Most of us blindly sign our lease renewal as quickly as we ‘Accept Terms & Conditions,’ on an app, but did you ever wonder what they could be sneaking into the fine print? Make sure to do your research about what other landlords are charging for similar apartments in your area, and consider the hassle of moving when thinking about renewing. Also keep in mind that your landlord would likely rather have you renew than have to spend time and money finding another tenant; in other words, the ball is in your court when it comes to renewing your lease!
Read on for our top tips to consider when renewing your lease!
- Prior Notice
Landlords are under no obligation to offer you a lease renewal, but if you’ve been a good tenant, most would rather have you renew than spend the time and money to find a new tenant. But be aware, if you do plan to vacate your apartment, almost all lease agreements require written notice (usually 60-90 days in advance of the end of your lease). How much notice you give differs by state, so check your state’s legislature. If you do not comply with the terms of your lease, your landlord is within their rights not to let you renew your lease and instead, put your apartment back on the market.
- Rent Increase
Landlords are usually required to give advance notice to tenants for rent increases above 5 percent (this 5 percent cap differs from state to state). But if you don’t let your landlord know that you’re planning to renew within the allotted time period, these terms go out the window. If you don’t comply with the renewal terms, your landlord is within their rights to raise your rent as much as they please, which means you could end up paying way more than you thought just to stay in your home.
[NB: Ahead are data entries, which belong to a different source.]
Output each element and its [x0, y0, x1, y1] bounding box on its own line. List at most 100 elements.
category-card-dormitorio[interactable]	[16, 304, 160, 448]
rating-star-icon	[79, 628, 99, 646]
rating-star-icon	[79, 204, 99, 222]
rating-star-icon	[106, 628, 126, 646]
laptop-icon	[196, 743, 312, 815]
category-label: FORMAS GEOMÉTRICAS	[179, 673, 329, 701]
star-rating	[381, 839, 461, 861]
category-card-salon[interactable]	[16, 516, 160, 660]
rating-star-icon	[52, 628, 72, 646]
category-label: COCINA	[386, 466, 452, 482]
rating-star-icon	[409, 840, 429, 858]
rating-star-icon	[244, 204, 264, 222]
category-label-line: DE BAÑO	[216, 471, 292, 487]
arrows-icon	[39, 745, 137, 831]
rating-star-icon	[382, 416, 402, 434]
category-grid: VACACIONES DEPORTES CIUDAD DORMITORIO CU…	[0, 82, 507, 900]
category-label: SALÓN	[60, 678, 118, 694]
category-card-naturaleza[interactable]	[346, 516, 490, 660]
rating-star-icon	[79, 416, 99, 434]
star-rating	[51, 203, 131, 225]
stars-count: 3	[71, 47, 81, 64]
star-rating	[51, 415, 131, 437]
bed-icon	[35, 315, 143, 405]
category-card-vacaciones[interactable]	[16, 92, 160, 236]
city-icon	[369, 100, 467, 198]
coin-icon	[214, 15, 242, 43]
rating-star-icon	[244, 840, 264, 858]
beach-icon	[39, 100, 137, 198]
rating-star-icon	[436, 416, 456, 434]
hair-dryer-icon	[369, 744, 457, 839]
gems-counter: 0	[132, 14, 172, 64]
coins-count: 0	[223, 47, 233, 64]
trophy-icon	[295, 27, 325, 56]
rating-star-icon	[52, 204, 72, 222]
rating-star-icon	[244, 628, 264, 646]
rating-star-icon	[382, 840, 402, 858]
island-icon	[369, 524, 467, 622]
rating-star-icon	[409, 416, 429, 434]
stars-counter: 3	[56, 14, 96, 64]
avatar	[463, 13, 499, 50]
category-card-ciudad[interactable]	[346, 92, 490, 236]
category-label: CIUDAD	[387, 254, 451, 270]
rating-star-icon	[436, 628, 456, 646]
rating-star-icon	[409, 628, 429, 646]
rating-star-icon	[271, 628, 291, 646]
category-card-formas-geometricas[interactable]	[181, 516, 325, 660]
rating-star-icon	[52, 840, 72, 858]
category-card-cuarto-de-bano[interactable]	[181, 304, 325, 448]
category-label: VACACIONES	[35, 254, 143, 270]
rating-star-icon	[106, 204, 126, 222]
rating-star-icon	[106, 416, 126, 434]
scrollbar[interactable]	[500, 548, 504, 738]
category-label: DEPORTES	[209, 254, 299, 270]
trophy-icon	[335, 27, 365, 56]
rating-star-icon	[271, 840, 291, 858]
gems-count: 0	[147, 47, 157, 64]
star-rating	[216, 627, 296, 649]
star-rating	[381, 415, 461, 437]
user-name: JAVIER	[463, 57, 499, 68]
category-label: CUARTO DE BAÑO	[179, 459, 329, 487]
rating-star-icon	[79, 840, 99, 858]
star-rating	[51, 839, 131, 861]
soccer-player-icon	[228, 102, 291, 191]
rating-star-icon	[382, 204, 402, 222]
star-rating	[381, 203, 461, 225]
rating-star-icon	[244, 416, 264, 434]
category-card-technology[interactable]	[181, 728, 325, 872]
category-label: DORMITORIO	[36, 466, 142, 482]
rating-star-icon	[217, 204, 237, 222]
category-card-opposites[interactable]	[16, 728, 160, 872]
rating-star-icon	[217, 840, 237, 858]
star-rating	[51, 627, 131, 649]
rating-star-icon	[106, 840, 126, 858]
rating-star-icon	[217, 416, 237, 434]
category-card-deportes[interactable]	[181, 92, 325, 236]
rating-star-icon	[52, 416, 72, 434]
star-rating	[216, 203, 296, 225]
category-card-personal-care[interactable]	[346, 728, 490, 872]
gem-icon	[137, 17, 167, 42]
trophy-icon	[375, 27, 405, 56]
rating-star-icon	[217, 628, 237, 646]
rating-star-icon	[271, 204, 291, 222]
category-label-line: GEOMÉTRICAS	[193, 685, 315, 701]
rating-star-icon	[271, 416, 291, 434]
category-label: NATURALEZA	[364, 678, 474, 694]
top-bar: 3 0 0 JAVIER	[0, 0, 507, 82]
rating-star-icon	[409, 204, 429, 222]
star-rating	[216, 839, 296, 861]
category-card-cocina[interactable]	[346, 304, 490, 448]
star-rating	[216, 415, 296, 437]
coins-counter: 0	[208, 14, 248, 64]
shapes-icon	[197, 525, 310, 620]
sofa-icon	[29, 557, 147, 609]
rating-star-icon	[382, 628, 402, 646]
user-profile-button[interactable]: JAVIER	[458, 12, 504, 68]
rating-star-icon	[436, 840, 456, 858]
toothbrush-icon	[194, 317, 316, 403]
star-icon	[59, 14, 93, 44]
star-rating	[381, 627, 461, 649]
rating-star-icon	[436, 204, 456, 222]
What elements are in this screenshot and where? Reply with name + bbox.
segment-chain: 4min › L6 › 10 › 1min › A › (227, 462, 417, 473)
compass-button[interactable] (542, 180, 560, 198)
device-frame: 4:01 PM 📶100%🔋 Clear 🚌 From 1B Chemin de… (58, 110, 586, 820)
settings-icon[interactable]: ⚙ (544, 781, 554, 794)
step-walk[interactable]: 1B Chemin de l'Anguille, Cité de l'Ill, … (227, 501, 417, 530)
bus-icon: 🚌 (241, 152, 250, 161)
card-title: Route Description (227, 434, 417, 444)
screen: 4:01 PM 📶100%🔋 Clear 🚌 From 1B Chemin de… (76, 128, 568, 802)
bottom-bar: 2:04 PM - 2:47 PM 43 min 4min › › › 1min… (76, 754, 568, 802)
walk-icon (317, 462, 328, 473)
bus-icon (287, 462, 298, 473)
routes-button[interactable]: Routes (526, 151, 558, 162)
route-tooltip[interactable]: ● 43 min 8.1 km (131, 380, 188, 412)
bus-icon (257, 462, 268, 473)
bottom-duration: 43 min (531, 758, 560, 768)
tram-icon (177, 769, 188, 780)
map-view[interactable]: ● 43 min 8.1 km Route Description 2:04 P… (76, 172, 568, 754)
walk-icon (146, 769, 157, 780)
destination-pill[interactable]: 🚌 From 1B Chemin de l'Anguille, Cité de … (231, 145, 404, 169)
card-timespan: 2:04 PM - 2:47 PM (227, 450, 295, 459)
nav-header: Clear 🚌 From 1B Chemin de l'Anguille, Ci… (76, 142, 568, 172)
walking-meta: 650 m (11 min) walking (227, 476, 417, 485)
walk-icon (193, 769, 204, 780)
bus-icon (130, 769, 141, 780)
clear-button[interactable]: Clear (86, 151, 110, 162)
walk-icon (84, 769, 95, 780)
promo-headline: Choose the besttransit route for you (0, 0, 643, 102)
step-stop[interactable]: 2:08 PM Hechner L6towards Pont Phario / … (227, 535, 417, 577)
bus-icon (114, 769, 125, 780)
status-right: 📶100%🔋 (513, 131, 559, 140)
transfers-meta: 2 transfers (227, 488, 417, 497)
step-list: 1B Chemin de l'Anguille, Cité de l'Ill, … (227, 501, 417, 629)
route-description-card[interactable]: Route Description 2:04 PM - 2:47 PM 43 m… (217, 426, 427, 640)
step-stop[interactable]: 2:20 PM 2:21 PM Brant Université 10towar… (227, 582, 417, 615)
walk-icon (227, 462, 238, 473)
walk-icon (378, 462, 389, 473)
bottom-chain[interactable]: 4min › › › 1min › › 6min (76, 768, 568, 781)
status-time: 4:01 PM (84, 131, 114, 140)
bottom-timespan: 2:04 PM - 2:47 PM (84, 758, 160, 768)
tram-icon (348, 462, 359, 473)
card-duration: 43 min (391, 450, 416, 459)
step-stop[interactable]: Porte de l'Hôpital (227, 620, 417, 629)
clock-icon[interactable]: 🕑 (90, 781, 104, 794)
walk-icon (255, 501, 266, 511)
- Negotiate With Your Landlord
If your apartment building is owned by a private, “mom and pop” business owner, it might be a good idea to negotiate your rent with them. If you’ve been a good tenant, try researching other prices of similar apartments in the area. If you find that other apartments similar to yours are going for a lower rate, negotiate a rent decrease with your landlord. If this doesn’t work, you can at least argue that your rent not be increased. This tip may not be possible if your apartment is owned by a large corporation.
- Damages & Security Deposit
Make sure that the language surrounding the security deposit and the penalty for any damages is the same as in your first lease. You can invite your landlord to inspect the apartment to ensure that there were no damages incurred during the first lease, and negotiate a lesser security deposit for the second lease. But above all, make sure that you are not liable for any extra damages.
- Consider a short-term lease
Moving is an expensive, time-consuming hassle, but signing another year’s lease is a big commitment. If you’re not sure that you want to commit to another year, you can see if your landlord will allow you to sign a short-term lease. Remember, it’s easier for them to let you renew than to have to put your apartment back on the market. Some landlords may let you do a short term lease (sometimes even month-to-month), but most will ask for a higher rent in this scenario. This is pretty typical of short-term leases, since the landlord wants to protect themselves in the event that you give them 30 days notice and they can’t get the apartment rented to another tenant in that time frame.
- Skim for any Changes!
Last but not least, read your new lease and compare it to the old one for any other changes! Print a copy of the old lease and bring it to the signing of your new one. Compare them side-by-side, section-by-section and ask questions. Are they going to begin requiring renters insurance? Are they no longer allowing pets? Are they updating or adding any amenities that would justify a possible rent increase? Make sure you understand all of the language in your new lease agreement and pay attention to any differences you see.